Berdasarkan Prasasti Alsantan yang ditemukan tak jauh dari situsnya, Candi Brahu ini berasal dari kata “waharu
atau warahu” yang difungsikan untuk menyimpan abu jenazah. Candi dengan tinggi 25,7 meter dan lebar 20,7 meter ini terdiri atas kaki, tubuh, dan atap.

Bagian tubuh Candi Brahu sebagian merupakan susunan batu bata baru yang dipasang pada masa pemerintahan Belanda. Bajang Ratu merupakan sebutan bagi candi yang diduga berasal dari abad ke-13 hingga ke-14 itu.

Candi Bajang Ratu memiliki pintu gerbang tipe paduraksa, yaitu gapura beratap. Berbeda dengan candi-candi lain di kawasan Mojokerto yang mempunyai banyak detail. Relief yang dipahat di bagian mahkota candi membuat bangunan terlihat ramping dan feminin.

Relief tersebut bercerita tentang Sri Tanjung dan Sayap Garuda yang mempunyai arti lambang pelepasan Jayanegara kembali ke dunia Wisnu. Candi ini berdiri di atas tanah setinggi 16,5 meter di Desa Temon, Kecamatan Trowulan, Kabupaten Mojokerto.
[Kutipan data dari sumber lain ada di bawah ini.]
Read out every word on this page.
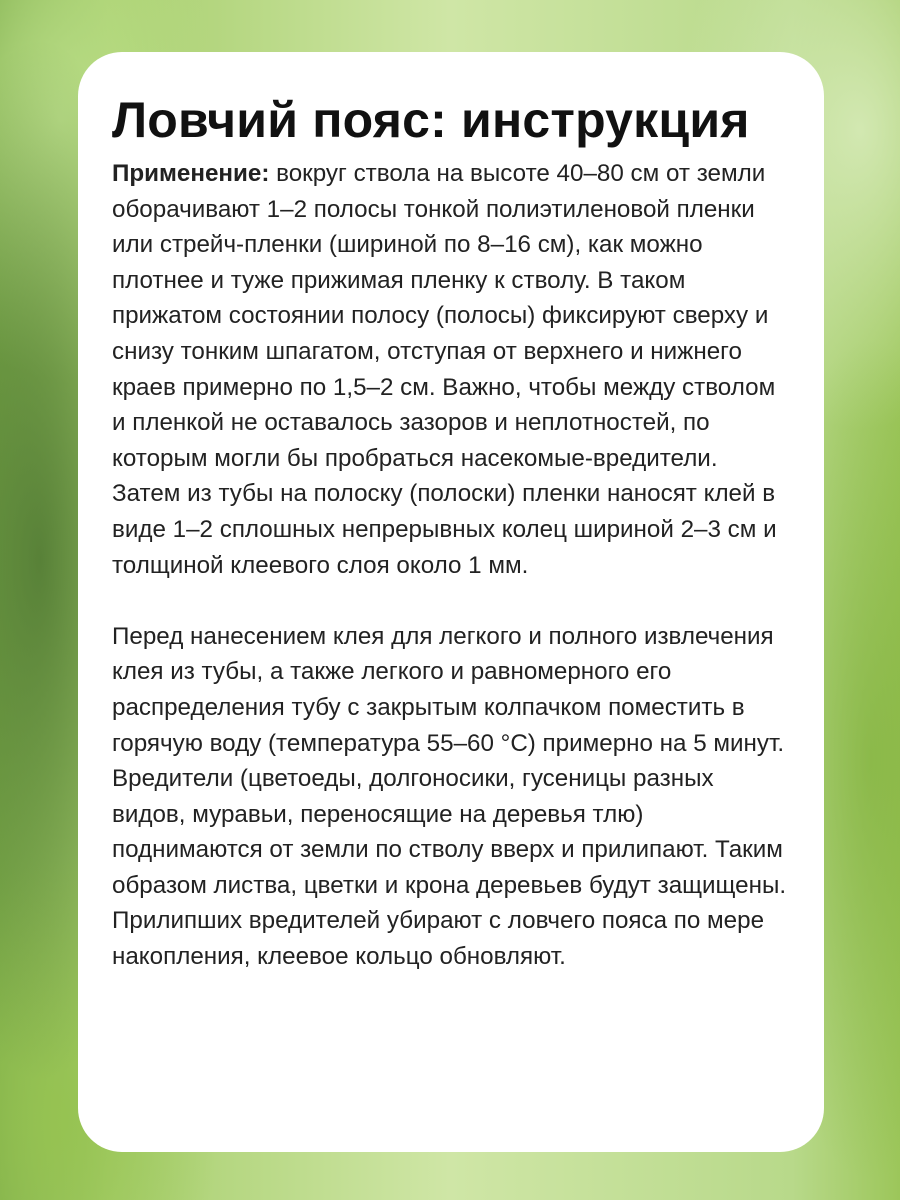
Ловчий пояс: инструкция

Применение: вокруг ствола на высоте 40–80 см от земли оборачивают 1–2 полосы тонкой полиэтиленовой пленки или стрейч-пленки (шириной по 8–16 см), как можно плотнее и туже прижимая пленку к стволу. В таком прижатом состоянии полосу (полосы) фиксируют сверху и снизу тонким шпагатом, отступая от верхнего и нижнего краев примерно по 1,5–2 см. Важно, чтобы между стволом и пленкой не оставалось зазоров и неплотностей, по которым могли бы пробраться насекомые-вредители. Затем из тубы на полоску (полоски) пленки наносят клей в виде 1–2 сплошных непрерывных колец шириной 2–3 см и толщиной клеевого слоя около 1 мм.

Перед нанесением клея для легкого и полного извлечения клея из тубы, а также легкого и равномерного его распределения тубу с закрытым колпачком поместить в горячую воду (температура 55–60 °C) примерно на 5 минут. Вредители (цветоеды, долгоносики, гусеницы разных видов, муравьи, переносящие на деревья тлю) поднимаются от земли по стволу вверх и прилипают. Таким образом листва, цветки и крона деревьев будут защищены. Прилипших вредителей убирают с ловчего пояса по мере накопления, клеевое кольцо обновляют.
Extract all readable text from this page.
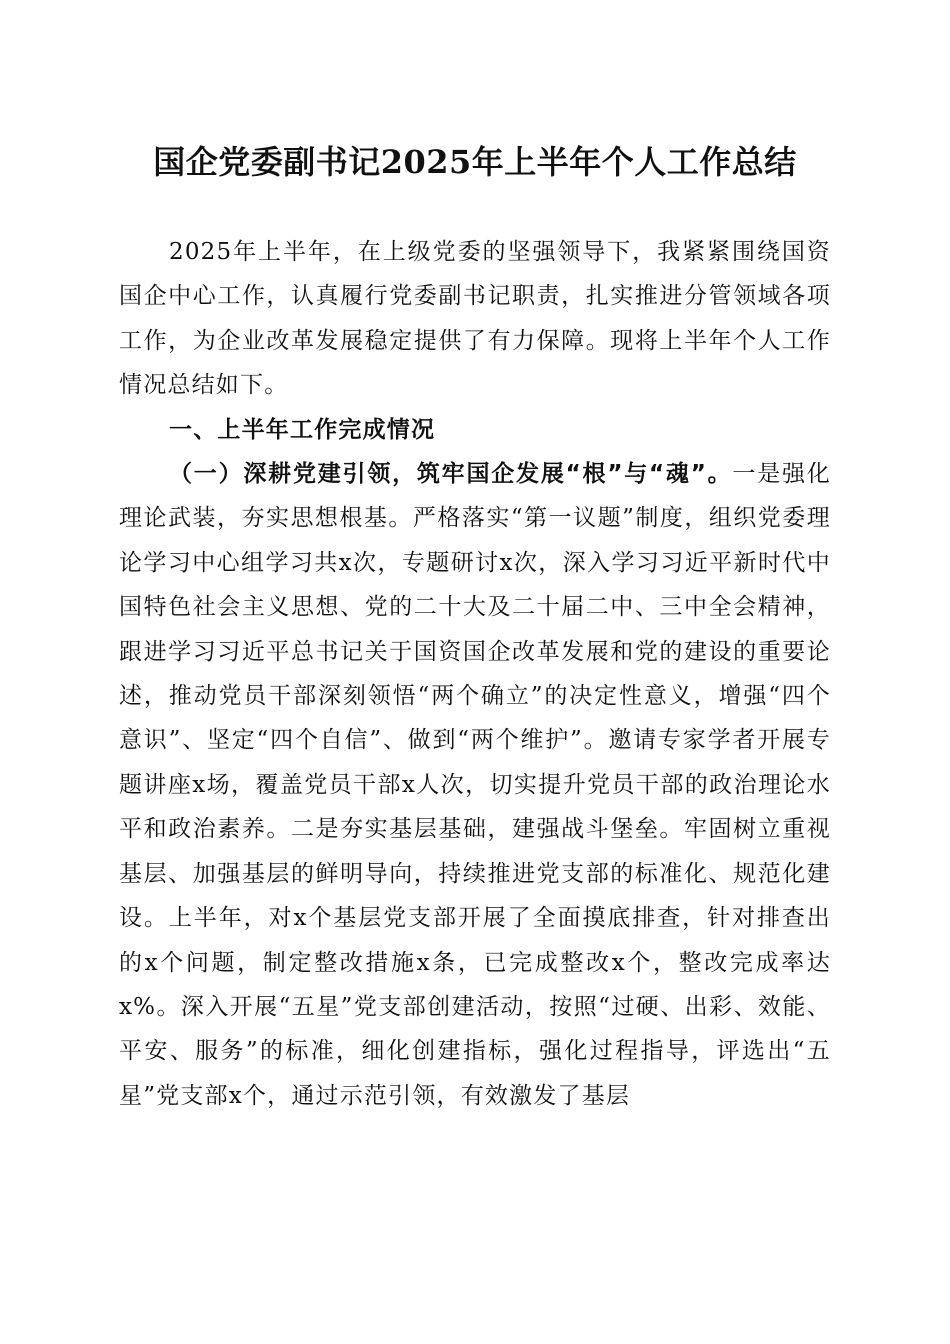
国企党委副书记2025年上半年个人工作总结

2025年上半年，在上级党委的坚强领导下，我紧紧围绕国资国企中心工作，认真履行党委副书记职责，扎实推进分管领域各项工作，为企业改革发展稳定提供了有力保障。现将上半年个人工作情况总结如下。

一、上半年工作完成情况

（一）深耕党建引领，筑牢国企发展“根”与“魂”。一是强化理论武装，夯实思想根基。严格落实“第一议题”制度，组织党委理论学习中心组学习共x次，专题研讨x次，深入学习习近平新时代中国特色社会主义思想、党的二十大及二十届二中、三中全会精神，跟进学习习近平总书记关于国资国企改革发展和党的建设的重要论述，推动党员干部深刻领悟“两个确立”的决定性意义，增强“四个意识”、坚定“四个自信”、做到“两个维护”。邀请专家学者开展专题讲座x场，覆盖党员干部x人次，切实提升党员干部的政治理论水平和政治素养。二是夯实基层基础，建强战斗堡垒。牢固树立重视基层、加强基层的鲜明导向，持续推进党支部的标准化、规范化建设。上半年，对x个基层党支部开展了全面摸底排查，针对排查出的x个问题，制定整改措施x条，已完成整改x个，整改完成率达x%。深入开展“五星”党支部创建活动，按照“过硬、出彩、效能、平安、服务”的标准，细化创建指标，强化过程指导，评选出“五星”党支部x个，通过示范引领，有效激发了基层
Pada atap candi ini terdapat hiasan berupa kepala Kala yang diapit singa, relief matahari, naga berkaki, kepala garuda, dan relief bermata satu. Relief tersebut berfungsi sebagai pelindung atau penolak mara bahaya.

Candi lain yang bisa dilihat di situs Trowulan ini adalah Candi Tikus. Ini bukan sekadar candi yang berdiri di atas tanah. Kompleks bangunan ini justru berupa cekungan di bawah tanah di Desa Temon, Kecamatan Trowulan.

Bentuk kompleks candi yang demikian karena dulunya memang berupa tempat pemandian. Menikmati pemandangan di permukaan air yang memantulkan refleksi bangunan setinggi 5,2 meter berbentuk bujur sangkar dengan ukuran 22,5 x 22 meter itu pasti menyenangkan.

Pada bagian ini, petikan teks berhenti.